Measuring coherence between electronic and manual annotations in biological databases

  • Authors:
  • Catia Pesquita;Daniel Faria;Francisco M. Couto

  • Affiliations:
  • University of Lisbon;University of Lisbon;University of Lisbon

  • Venue:
  • Proceedings of the 2009 ACM symposium on Applied Computing
  • Year:
  • 2009

Quantified Score

Hi-index 0.00

Visualization

Abstract

The use of controlled structured vocabularies for annotation purposes, such as the Gene Ontology (GO) is currently one of the strategies to cope with the increasingly cumbersome task of genome annotation. The Gene Ontology Annotation Database (GOA) uses GO to annotate gene products through curated literature analysis and uncurated electronic methods.
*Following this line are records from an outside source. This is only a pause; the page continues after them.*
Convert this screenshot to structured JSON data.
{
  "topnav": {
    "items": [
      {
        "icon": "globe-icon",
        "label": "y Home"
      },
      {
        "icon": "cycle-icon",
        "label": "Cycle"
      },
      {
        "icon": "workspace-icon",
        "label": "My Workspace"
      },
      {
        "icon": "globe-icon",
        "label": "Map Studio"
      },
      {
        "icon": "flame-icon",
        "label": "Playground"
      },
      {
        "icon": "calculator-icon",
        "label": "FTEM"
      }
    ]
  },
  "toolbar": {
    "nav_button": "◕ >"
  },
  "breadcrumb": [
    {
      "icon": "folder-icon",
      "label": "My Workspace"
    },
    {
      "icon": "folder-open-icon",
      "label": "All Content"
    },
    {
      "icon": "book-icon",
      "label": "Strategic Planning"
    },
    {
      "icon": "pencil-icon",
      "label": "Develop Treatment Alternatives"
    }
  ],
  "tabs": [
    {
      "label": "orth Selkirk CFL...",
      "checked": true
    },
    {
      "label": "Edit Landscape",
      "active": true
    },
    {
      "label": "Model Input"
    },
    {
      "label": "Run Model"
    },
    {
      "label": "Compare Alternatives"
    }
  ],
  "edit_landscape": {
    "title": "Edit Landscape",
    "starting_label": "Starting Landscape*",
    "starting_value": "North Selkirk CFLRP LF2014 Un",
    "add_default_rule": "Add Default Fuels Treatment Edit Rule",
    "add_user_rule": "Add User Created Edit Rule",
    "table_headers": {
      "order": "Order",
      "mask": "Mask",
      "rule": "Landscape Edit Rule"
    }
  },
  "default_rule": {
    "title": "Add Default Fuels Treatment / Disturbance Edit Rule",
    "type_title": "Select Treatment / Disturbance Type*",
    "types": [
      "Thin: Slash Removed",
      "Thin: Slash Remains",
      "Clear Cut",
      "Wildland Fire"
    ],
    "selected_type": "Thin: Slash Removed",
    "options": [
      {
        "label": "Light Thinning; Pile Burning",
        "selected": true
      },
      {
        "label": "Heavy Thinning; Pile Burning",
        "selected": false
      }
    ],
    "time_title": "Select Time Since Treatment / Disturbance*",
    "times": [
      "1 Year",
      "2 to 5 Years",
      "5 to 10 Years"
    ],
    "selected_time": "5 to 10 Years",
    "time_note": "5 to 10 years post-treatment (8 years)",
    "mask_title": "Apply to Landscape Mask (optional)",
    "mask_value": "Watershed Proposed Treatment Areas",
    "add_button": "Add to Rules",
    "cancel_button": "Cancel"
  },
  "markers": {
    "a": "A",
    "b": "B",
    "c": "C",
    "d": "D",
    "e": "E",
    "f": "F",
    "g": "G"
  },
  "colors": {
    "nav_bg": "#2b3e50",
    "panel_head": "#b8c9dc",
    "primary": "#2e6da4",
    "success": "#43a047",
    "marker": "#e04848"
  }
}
Although electronic annotations constitute the large majority of annotations (over 95%), most researchers are reluctant to use them in their studies, since they are regarded as having a lower quality than curated ones. Assessing the quality of electronic annotations may help clarify the advantages and disadvantages of their use. This paper proposes a preliminary measure of electronic annotation quality based on the coherence between electronic and manual annotations. Coherence is analysed both at the gene product and at the annotation level, based on semantic similarity of Gene Ontology terms. We have found that average annotation coherence values are around 60%, but can be as high as 81% for a less granular analysis. Based on this analysis we propose meaningful coherence thresholds for electronic annotation selection and filtering, and for highlighting gene products for annotation revision.